Hueske and a team of investigators used CT scanning to prove the circumstances of a police-involved shooting this year.

A police officer had faced criminal charges of reckless conduct for a shooting in which he said that he had half-pumped a Remington 870 shotgun, and the gun went off without the pull of a trigger.

(Forensic Magazine is withholding the specifics of the trial, the accused and the circumstances involved in the shooting.)

However, Hueske and the local police agency determined that they could identify whether the weapon was flawed through the advanced imaging of its internal workings—without having to open it up and potentially damage it, or change the arrangement of the parts.

The CT scanning of the 12-gauge shotgun was conducted by North Star Imaging, Inc. of Minnesota. Hueske as well as engineers from the Remington company analyzed the images, conducted tests, and found that, definitively, the shotgun would only be able to fire when the slide was forward, and the trigger was pulled.

The analysis and courtroom testimony as to the condition and workings of the gun resulted in the officer conceding, on the witness stand, that he may have pulled the trigger in the confrontation. (A hung jury eventually resulted in a mistrial concerning other circumstances of the encounter, which both the shooting officer and wounded civilian survived.)

Otherwise, firearm analysis could involve massive amounts of demonstration to a jury. Hueske recalls a gunsmith using a body camera and demonstrating for 90 minutes the basic operation of a subject gun, he said.

“It’s going to revolutionize firearm examination, as far as I’m concerned,” said Hueske. “The proof is in the pudding.”

A CT scan of a handgun. CT scans like this show the internal workings of a firearm—and can reconstruct shootings, without having to deconstruct the weapon. (Image: Courtesy of Ed Hueske)

The CT analysis costs $1,500 to complete, plus additional costs including travel and living expenses on-site, to ensure chain-of-custody.

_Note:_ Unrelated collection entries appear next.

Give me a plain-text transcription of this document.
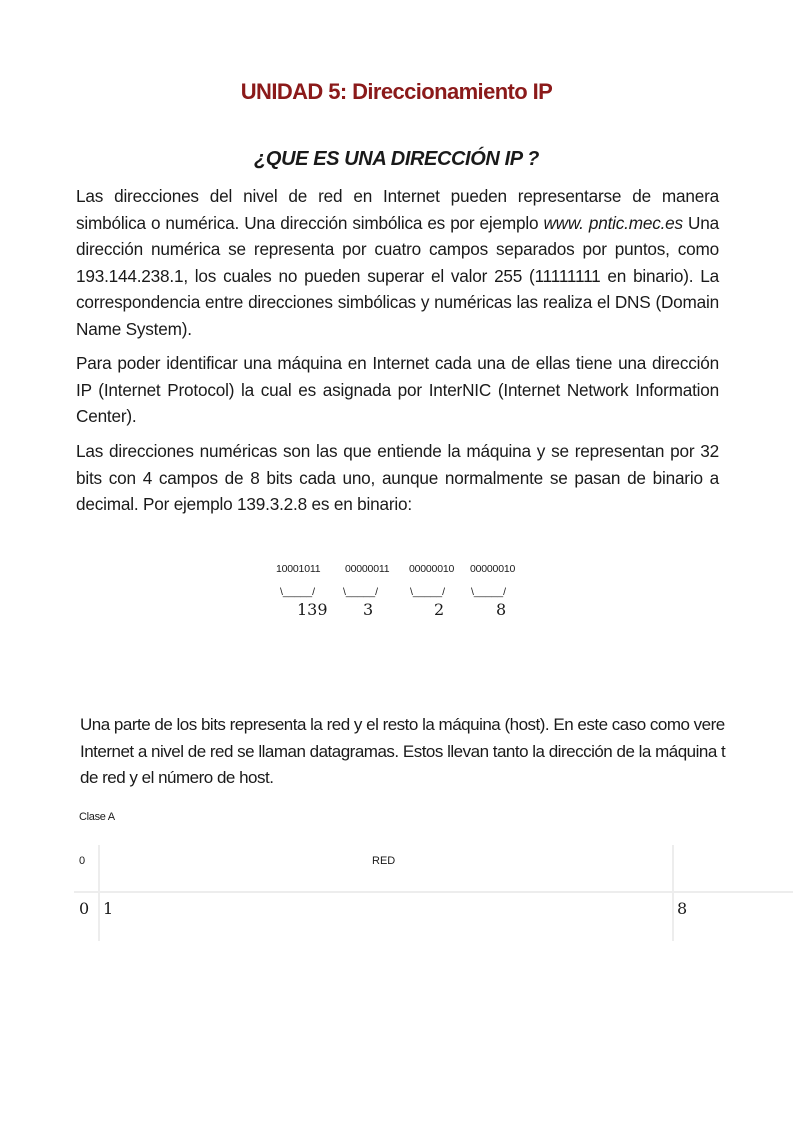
UNIDAD 5: Direccionamiento IP
¿QUE ES UNA DIRECCIÓN IP ?

Las direcciones del nivel de red en Internet pueden representarse de manera simbólica o numérica. Una dirección simbólica es por ejemplo www. pntic.mec.es Una dirección numérica se representa por cuatro campos separados por puntos, como 193.144.238.1, los cuales no pueden superar el valor 255 (11111111 en binario). La correspondencia entre direcciones simbólicas y numéricas las realiza el DNS (Domain Name System).

Para poder identificar una máquina en Internet cada una de ellas tiene una dirección IP (Internet Protocol) la cual es asignada por InterNIC (Internet Network Information Center).

Las direcciones numéricas son las que entiende la máquina y se representan por 32 bits con 4 campos de 8 bits cada uno, aunque normalmente se pasan de binario a decimal. Por ejemplo 139.3.2.8 es en binario:

10001011 00000011 00000010 00000010
\_____/	\_____/	\_____/ \_____/
139 3	2	8
Una parte de los bits representa la red y el resto la máquina (host). En este caso como vere
Internet a nivel de red se llaman datagramas. Estos llevan tanto la dirección de la máquina t
de red y el número de host.
Clase A
0	RED
0 1	8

“Obviously, this may be a ‘deal breaker’ for some cases, but the impact of this ‘high-tech’ evidence is substantial,” Hueske added.

In the meantime, the Las Vegas investigation continues. In addition to the 23 firearms in the Mandalay Bay hotel suite, another 19 were found back at Paddock’s Nevada home. Fully automatic weapons manufactured before 1986 can be legally owned, but later models of “machine guns” have to be modified to achieve accelerated rates of fire.